The Markit/CIPS construction purchasing managers' index fell to 46.0 in June, its lowest level since June 2009. It had been 51.2 in May.
A figure above 50 indicates expansion - below that, contraction.
Most of the data for the survey was collected before the 23 June referendum in which the UK voted to leave the EU.
"However, the extent and speed of the downturn in the face of political and economic uncertainty is a clear warning flag for the wider post-Brexit economic outlook," said Tim Moore, senior economist at Markit.
Markit said a number of firms had commented on reluctance among clients to commence new contracts in the run-up to the referendum, as well as continuing uncertainty about the general economic outlook.
"This is an absolutely dire survey that fuels serious concern over the construction sector," said Howard Archer, chief UK and European economist at IHS Global Insight.
"The survey can only intensify concern as to just how much the construction sector will be hampered by the Brexit vote."
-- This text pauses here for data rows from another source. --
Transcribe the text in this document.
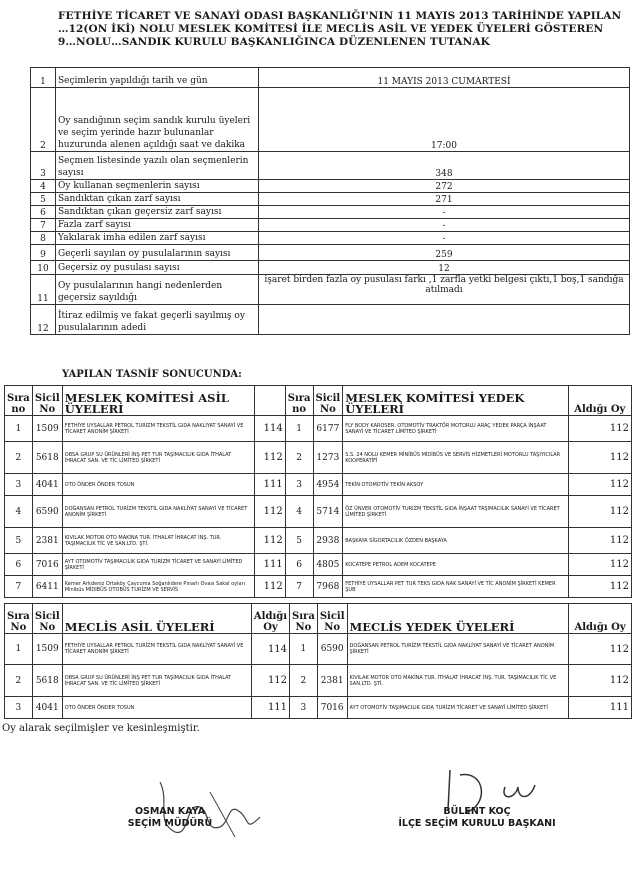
FETHİYE TİCARET VE SANAYİ ODASI BAŞKANLIĞI'NIN 11 MAYIS 2013 TARİHİNDE YAPILAN
…12(ON İKİ) NOLU MESLEK KOMİTESİ İLE MECLİS ASİL VE YEDEK ÜYELERİ GÖSTEREN
9…NOLU…SANDIK KURULU BAŞKANLIĞINCA DÜZENLENEN TUTANAK
1	Seçimlerin yapıldığı tarih ve gün	11 MAYIS 2013 CUMARTESİ
2	Oy sandığının seçim sandık kurulu üyeleri ve seçim yerinde hazır bulunanlar huzurunda alenen açıldığı saat ve dakika	17:00
3	Seçmen listesinde yazılı olan seçmenlerin sayısı	348
4	Oy kullanan seçmenlerin sayısı	272
5	Sandıktan çıkan zarf sayısı	271
6	Sandıktan çıkan geçersiz zarf sayısı	-
7	Fazla zarf sayısı	-
8	Yakılarak imha edilen zarf sayısı	-
9	Geçerli sayılan oy pusulalarının sayısı	259
10	Geçersiz oy pusulası sayısı	12
11	Oy pusulalarının hangi nedenlerden geçersiz sayıldığı	işaret birden fazla oy pusulası farkı ,1 zarfla yetki belgesi çıktı,1 boş,1 sandığa atılmadı
12	İtiraz edilmiş ve fakat geçerli sayılmış oy pusulalarının adedi	
YAPILAN TASNİF SONUCUNDA:
Sıra no	Sicil No	MESLEK KOMİTESİ ASİL ÜYELERİ		Sıra no	Sicil No	MESLEK KOMİTESİ YEDEK ÜYELERİ	Aldığı Oy
1	1509	FETHİYE UYSALLAR PETROL TURİZM TEKSTİL GIDA NAKLİYAT SANAYİ VE TİCARET ANONİM ŞİRKETİ	114	1	6177	FLY BODY KAROSER, OTOMOTİV TRAKTÖR MOTORLU ARAÇ YEDEK PARÇA İNŞAAT SANAYİ VE TİCARET LİMİTED ŞİRKETİ	112
2	5618	OBSA GRUP SU ÜRÜNLERİ İNŞ PET TUR TAŞIMACILIK GIDA İTHALAT İHRACAT SAN. VE TİC LİMİTED ŞİRKETİ	112	2	1273	S.S. 24 NOLU KEMER MİNİBÜS MİDİBÜS VE SERVİS HİZMETLERİ MOTORLU TAŞIYICILAR KOOPERATİFİ	112
3	4041	OTO ÖNDER ÖNDER TOSUN	111	3	4954	TEKİN OTOMOTİV TEKİN AKSOY	112
4	6590	DOĞANSAN PETROL TURİZM TEKSTİL GIDA NAKLİYAT SANAYİ VE TİCARET ANONİM ŞİRKETİ	112	4	5714	ÖZ ÜNVER OTOMOTİV TURİZM TEKSTİL GIDA İNŞAAT TAŞIMACILIK SANAYİ VE TİCARET LİMİTED ŞİRKETİ	112
5	2381	KIVILAK MOTOR OTO MAKİNA TUR. İTHALAT İHRACAT İNŞ. TUR. TAŞIMACILIK TİC VE SAN.LTD. ŞTİ.	112	5	2938	BAŞKAYA SİGORTACILIK ÖZDEN BAŞKAYA	112
6	7016	AYT OTOMOTİV TAŞIMACILIK GIDA TURİZM TİCARET VE SANAYİ LİMİTED ŞİRKETİ	111	6	4805	KOCATEPE PETROL ADEM KOCATEPE	112
7	6411	Kemer Arkdeniz Ortaköy Çaycuma Soğanlıdere Pınarlı Ovası Sakal oyları Minibüs MİDİBÜS OTOBÜS TURİZM VE SERVİS	112	7	7968	FETHİYE UYSALLAR PET TUR TEKS GIDA NAK SANAYİ VE TİC ANONİM ŞİRKETİ KEMER ŞUB	112
Sıra No	Sicil No	MECLİS ASİL ÜYELERİ	Aldığı Oy	Sıra No	Sicil No	MECLİS YEDEK ÜYELERİ	Aldığı Oy
1	1509	FETHİYE UYSALLAR PETROL TURİZM TEKSTİL GIDA NAKLİYAT SANAYİ VE TİCARET ANONİM ŞİRKETİ	114	1	6590	DOĞANSAN PETROL TURİZM TEKSTİL GIDA NAKLİYAT SANAYİ VE TİCARET ANONİM ŞİRKETİ	112
2	5618	OBSA GRUP SU ÜRÜNLERİ İNŞ PET TUR TAŞIMACILIK GIDA İTHALAT İHRACAT SAN. VE TİC LİMİTED ŞİRKETİ	112	2	2381	KIVILAK MOTOR OTO MAKİNA TUR. İTHALAT İHRACAT İNŞ. TUR. TAŞIMACILIK TİC VE SAN.LTD. ŞTİ.	112
3	4041	OTO ÖNDER ÖNDER TOSUN	111	3	7016	AYT OTOMOTİV TAŞIMACILIK GIDA TURİZM TİCARET VE SANAYİ LİMİTED ŞİRKETİ	111
Oy alarak seçilmişler ve kesinleşmiştir.
OSMAN KAYA
SEÇİM MÜDÜRÜ
BÜLENT KOÇ
İLÇE SEÇİM KURULU BAŞKANI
He added: "The purchasing managers' survey points to the construction sector taking a major hit from heightened uncertainty even before the UK voted for Brexit."
"The government will be particularly worried to see housebuilding contract at the fastest rate since December 2012 and the second fastest rate since April 2009, given that it is looking to address the UK's acute housing shortage."
Last week, Markit's manufacturing index for June showed its strongest reading since January, rising to 52.1.